Такіе споры не рѣдко происходили между Софьею и Лизою: мнѣнія ихъ также не сходствовали какъ и нравы — и споры сіи сколько ни дѣлали досады Лизѣ, но сильныя и основательныя разсужденія Софьи всегда брали верьхъ надъ ея вѣтренымъ болтаньемъ, и она неоднократно давала обѣщаніе слѣдовать совѣтамъ дружбы. Лиза единственно по легкомыслію не сдѣлала выбора для своего сердца: кто вчера нравился ей веселостью, тотъ сего дня казался ей скучнымъ, и даже иногда тотъ поутру былъ для нее любезенъ, кто ввечеру заслуживалъ прилагательное несноснаго. —

Длинный вечеръ осени собиралъ и семейство и ближнихъ за круглый столикъ.
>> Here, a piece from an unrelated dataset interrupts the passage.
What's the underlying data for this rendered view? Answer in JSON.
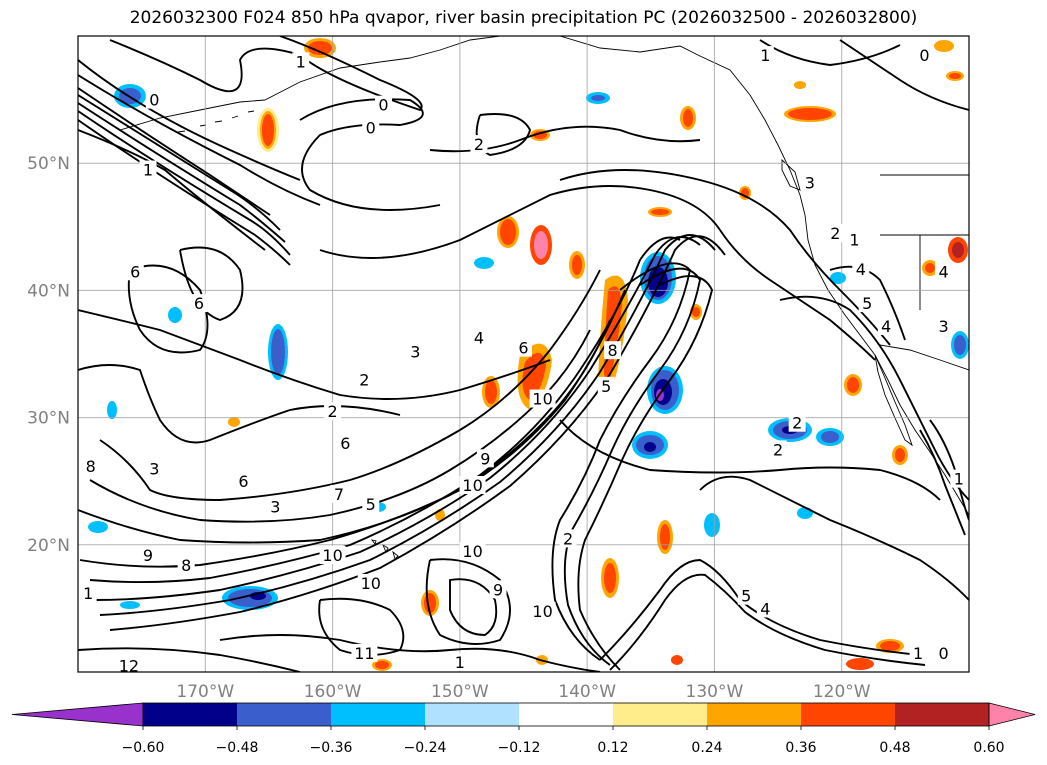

Усердинъ читалъ иногда Сѣверную Почmy, и приводилъ въ содроганіе своихъ слушателей: неслыханныя злодѣйства, учиненныя въ Москвѣ нарушителемъ, всѣхъ законовъ, наполняли ужасомъ ихъ души; но надежда на верьховнаго Покровителя невинности, на храбрыхъ и усердныхъ сыновъ Россіи, не преставала оживлять сердца ихъ; Между тѣмъ услужливые вѣстовщики распространяли слухи о близкой опасности и сихъ мѣстъ, въ которыхъ они находились; Усердинъ ничему не вѣрилъ, велѣлъ по обыкновенію молчать болтливой Лизѣ и наблюдалъ только мѣры, принимаемыя Правительствомъ.

Уже благотворные лучи солнца не согрѣвали воздуха — погода становилась день ото дня ненастнѣе — но Софья все продолжала свои прогулки по берегамъ широкой Волги. Смотря на мрачныя тучи, которыя мелькали надъ ея головою, потомъ удалялись, исчезали за горизонтомъ, она представляла въ умѣ своемъ быстроту времени, погружающаго въ вѣчность всѣ наши радости и наслажденія; внимая глухому свисту бури, она воображала, что вся природа сѣтуетъ съ нею о Ліодорѣ, лодки смѣлыхъ рыбаковъ, борющіяся съ непогодою и стремящіяся во слѣдъ за величественными судами, приводили ее въ трепетъ; пущенный выстрѣлъ съ какого-нибудь проходящаго катера казался ей знакомъ близкой опасности; она останавливалась и взорами провожала странниковъ, до тѣхъ поръ пока они не скрывались изъ виду. Унылый шумъ пѣнистыхъ волнъ иногда погружалъ ее въ задумчивость; и она сидя на дикомъ камнѣ, томными но выразительными звуками облегчала тоску сердечную. Старой слуга, которой хаживалъ за Софьей; примѣчалъ горесть ея, и проливалъ слезы. Алексѣй — такъ называли добраго Служителя — видя ее задумчивость и не смѣя обнаружить свои мысли, старался по крайней мѣрѣ сокращать ея прогулки: «Пора матушка воротиться» говорилъ онъ — и ставилъ въ предлогъ наступающій дождь, или холодъ, или что-нибудь другое.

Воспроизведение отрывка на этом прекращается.